The experiments have been performed with a the same robot, once wearing human-like features such as nose, ears, mouth and eyes been demonstrated (Di Salvo, Gemperle, Forlizzi and Kiesler, 2002) that there are the characteristics that most affect perception of human-likeness; the status has been previously communicated to the testers through written instruction (as been successfully done previously by Sande, 1986).

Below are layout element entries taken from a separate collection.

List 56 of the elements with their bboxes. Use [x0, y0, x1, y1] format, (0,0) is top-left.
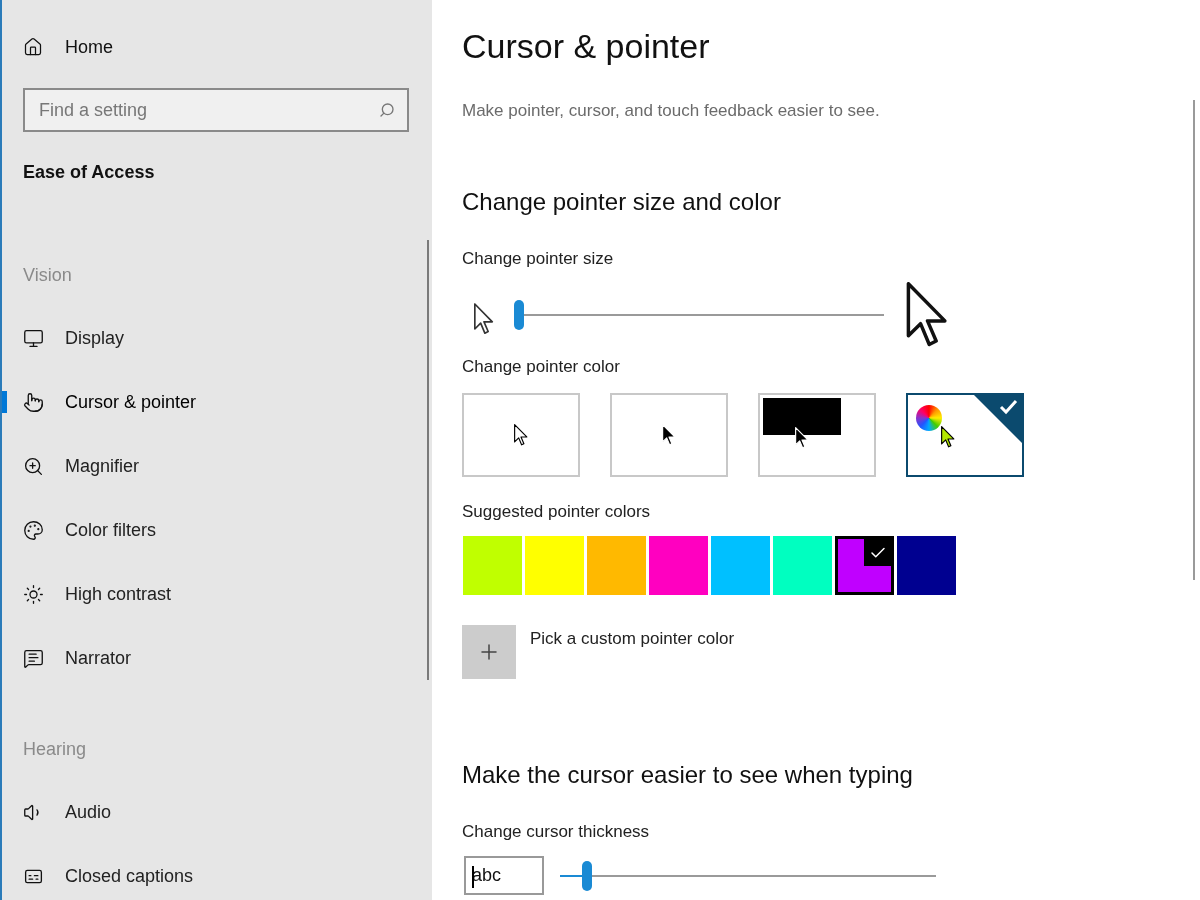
search-icon [379, 102, 395, 118]
add-color-button[interactable] [462, 625, 516, 679]
sun-icon [23, 583, 44, 605]
setting-label: Change pointer color [462, 357, 621, 377]
pointer-icon [941, 426, 955, 448]
nav-item[interactable]: Narrator [65, 647, 131, 669]
slider[interactable] [514, 299, 884, 330]
pointer-icon [662, 424, 676, 446]
nav-item[interactable]: Cursor & pointer [65, 391, 197, 413]
section-heading: Change pointer size and color [462, 187, 782, 217]
page-description: Make pointer, cursor, and touch feedback easier to see. [462, 101, 881, 121]
color-swatch[interactable] [525, 536, 584, 595]
search-field[interactable]: Find a setting [23, 88, 409, 132]
palette-icon [23, 519, 44, 541]
check-icon [864, 539, 891, 566]
hand-pointer-icon [23, 391, 44, 413]
nav-item[interactable]: High contrast [65, 583, 172, 605]
group-heading: Vision [23, 265, 73, 285]
scrollbar[interactable] [427, 240, 429, 680]
home-link[interactable]: Home [65, 37, 113, 57]
custom-color-label[interactable]: Pick a custom pointer color [530, 629, 735, 649]
nav-item[interactable]: Display [65, 327, 125, 349]
nav-item[interactable]: Color filters [65, 519, 157, 541]
slider-thumb[interactable] [514, 299, 524, 330]
zoom-in-icon [23, 455, 44, 477]
monitor-icon [23, 327, 44, 349]
color-swatch[interactable] [835, 536, 894, 595]
color-swatch[interactable] [897, 536, 956, 595]
checkmark-corner-icon [974, 395, 1022, 443]
small-pointer-icon [474, 302, 494, 335]
pointer-icon [514, 424, 528, 446]
nav-item[interactable]: Closed captions [65, 865, 194, 887]
page-title: Cursor & pointer [462, 26, 711, 67]
color-wheel-icon [916, 405, 942, 431]
color-swatch[interactable] [587, 536, 646, 595]
slider-thumb[interactable] [581, 860, 592, 891]
nav-item[interactable]: Magnifier [65, 455, 140, 477]
cursor-preview-field: abc [464, 856, 544, 895]
setting-label: Change cursor thickness [462, 822, 651, 842]
home-icon [23, 37, 43, 57]
pointer-icon [795, 427, 809, 449]
color-swatch[interactable] [773, 536, 832, 595]
color-swatch[interactable] [649, 536, 708, 595]
section-title: Ease of Access [23, 162, 156, 182]
setting-label: Suggested pointer colors [462, 502, 652, 522]
nav-item[interactable]: Audio [65, 801, 112, 823]
setting-label: Change pointer size [462, 249, 615, 269]
pointer-color-option[interactable] [906, 393, 1024, 477]
section-heading: Make the cursor easier to see when typing [462, 760, 914, 790]
large-pointer-icon [906, 281, 949, 348]
scrollbar[interactable] [1193, 100, 1195, 580]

The experiment analyzed, through videotapes analysis, the attribution of credit and blame, specially using the concept of shared social identity analyzing the language used by the testers while working together with the robot.
Key Concepts
Human-Robot Cooperation, Team-working, Humanoids, Robot impact on humans
Key Results
The results have shown multiple aspects, first of all, not unexpected is the preference humans have in working with other humans rather than robots, but the difference regarding responsibility, attribution of blame and attribution of credit appears to be not statistically significant, as for the difference between human-like robot and machine-like robot. Hypothesis 1a and 1b appear therefore to be confirmed. It is interesting to notice how users tend communicated more with machine-like robots, since people perceive less common ground between themselves and the robot (Fussel & Krauss, 1992). Also it has been proved that people relied more on a peer robot than a subordinate or supervisor robot (when the robot is a supervisor then humans tend to blame the mistakes and attribute to themselves the success) and people feel much more responsible for the task when cooperating with a machine-like robot. This results suggests that the appearance of the robot is important according on the degree of responsibility required, when it’s needed to have more options then it would be better to have a machine-like robot (Robert et al., 1994), in the case of high hazardous environment and risk then humanoids may be a good choice so that people may delegate easily responsibilities to them.